Zutreffend ist, dass die eine oder andere regulatorische Vorgabe aus dem Bankenkosmos auch auf Finanzdienstleister durchschlägt (zum Beispiel die Institutsvergütungsverordnung), unter anderem auch weil das Kreditwesengesetz und seine Verordnungen die Normbefehle grundsätzlich an "Institute" richten. "Institute" sind nicht nur Kreditinstitute, sondern auch Finanzdienstleistungsinstitute, zu denen die regulierten Leasing-Unternehmen zählen. Die gewichtigen Änderungen und wirklich komplizierten Vorschriften zu den Eigenmittelanforderungen, Konsolidierungspflichten, Meldepflichten, Stressszenarien, Liquiditätssteuerung et cetera finden nach wie vor keine Anwendung auf Leasing-Institute. Neuere Änderungen im Kreditwesengesetz, die primär auf Banken zielen, hat der Gesetzgeber auch nur an diese Zielgruppe adressiert, um (auch) Leasing-Institute nicht in Bedrängnis zu bringen. Als Beispiel könnte man die Mandatsbeschränkungen für Geschäftsleiter und Aufsichtsräte benennen, deren harte Einschränkungen nur für bestimmte CRR-Institute gelten.
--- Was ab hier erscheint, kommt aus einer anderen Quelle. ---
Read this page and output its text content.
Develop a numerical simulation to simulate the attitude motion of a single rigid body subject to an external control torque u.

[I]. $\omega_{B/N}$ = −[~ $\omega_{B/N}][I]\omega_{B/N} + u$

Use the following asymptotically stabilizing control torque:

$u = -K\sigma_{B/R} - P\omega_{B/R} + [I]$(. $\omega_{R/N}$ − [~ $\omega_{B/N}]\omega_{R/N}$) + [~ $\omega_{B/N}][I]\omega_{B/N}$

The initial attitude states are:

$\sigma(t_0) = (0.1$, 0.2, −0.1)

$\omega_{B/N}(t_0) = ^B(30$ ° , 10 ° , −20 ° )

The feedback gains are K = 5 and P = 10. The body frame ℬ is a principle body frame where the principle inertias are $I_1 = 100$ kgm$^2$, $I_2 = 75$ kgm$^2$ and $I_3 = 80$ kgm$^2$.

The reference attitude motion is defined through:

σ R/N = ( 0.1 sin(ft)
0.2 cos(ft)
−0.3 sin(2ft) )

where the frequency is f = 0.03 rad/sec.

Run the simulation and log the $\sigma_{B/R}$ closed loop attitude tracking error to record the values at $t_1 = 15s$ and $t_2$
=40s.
Selbst im Vergleich zu anderen Finanzdienstleistern, also Nichtbanken, ist die Regulierung unverändert geringer. Denn auch andere Finanzdienstleister haben Eigenkapitalanforderungen zu erfüllen, erweiterte Meldepflichten oder beispielsweise bei der Erlaubniserteilung ein Mindestanfangskapital nachzuweisen. All das gilt für Leasing-Institute nicht.

Finanzminister Schäuble hat jüngst wieder von der "Small-Banking-Box" gesprochen. Kann es da auch eine "Leasing Box" geben?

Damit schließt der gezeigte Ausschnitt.